The question I would ask about the images to which Jones refers is not whether or not they are beautiful, but whether or not they are scientific. In my view they are, first and foremost, scientistic. They bear the aura of scientific inquiry, but offer little in terms of scientific knowledge. They are the kind of image often favoured as the cultural proxies of scientific disciplines, because of their strongly aesthetic powers of affect. (We know that Jones has previously found such scientistic images beguiling: in the 2007 article cited above he praises Hirst works which rely almost entirely upon them.)

Obviously, the creators of aesthetic cultures of science have noticed that the social world can be addressed as an audience, and that it can be expected to respond positively when it finds beauty in something. They have noticed, too, that the techniques for eliciting the "beauty response" are not too hard to acquire: they can be tracked down via a long history of pictorialism channelled through the art of recent centuries. It's no accident that those Hubble telescope images look more like paintings than raw data-sets (the kind of result probably required in the scientific disciplines using the Space Telescope).

Aesthetic cultures of science provide the opportunity of responding to the scientific without necessarily understanding any science. Although inaugurated in the name of scientific "literacy" it can be argued that their purpose is also to maintain a comfort zone - through of aesthetic enjoyment - around hard-to-understand and potentially troubling scientific work.

The question of beauty in an image can never be settled, and this may not matter very much. Beauty is just one of the qualities found in the things both arts and sciences put into the public domain, of which we might also ask: is this important; is it worth attending to; is it real?

For me, Jones's article raises (but doesn't address) these two questions:
'Should artists be concerned solely with beauty?' and:
'What do we want from our sciences: beautiful things or knowledges whose utility we can evaluate?'

[1] Jonathan Jones, 'Across the Universe. Is Science Now More Beautiful Than Contemporary Art?', Guardian section G2, 23 September 2012, p.18.
[2] Sigmund Freud, Civilization and Its Discontents (London: Penguin, 2004) (first published 1930), p. 25.
[3] Jonathan Jones, 'Is This the Birth of 21St Century Art?', Guardian section G2, 5 June 2007, pp. 23-26.


Michael said...

I always thought it ironic that Felice Frankel called her book of scientific photographs "On the Surface of Things", which practically advertises that her images will be lacking in depth--especially considering that her title seems to riff on Fritz Goro's "On the Nature of Things" which sounds much more ambitious.
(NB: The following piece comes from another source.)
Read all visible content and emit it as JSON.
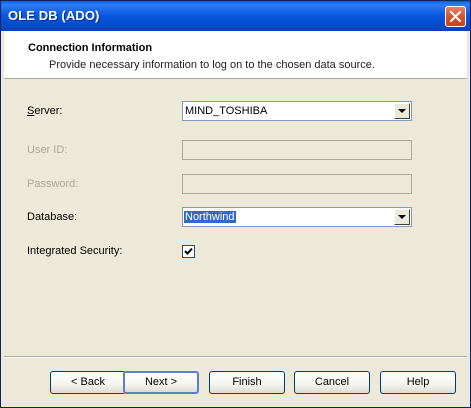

But many aesthetic 'scientific photographs' are ultimately not profound. I think Jonathan Jones was just distracted by the things you mention or bored at looking at art.

The Moaning Man said...

I agree re. so-called scientific images. Not profound; and often not particularly informative, either.

Thanks for the references. My route into thinking about scientific images has been via Peter Galison and Lorraine Daston: Galison's essay "Judgment Against Objectivity" and their jointly-authored book "Objectivity".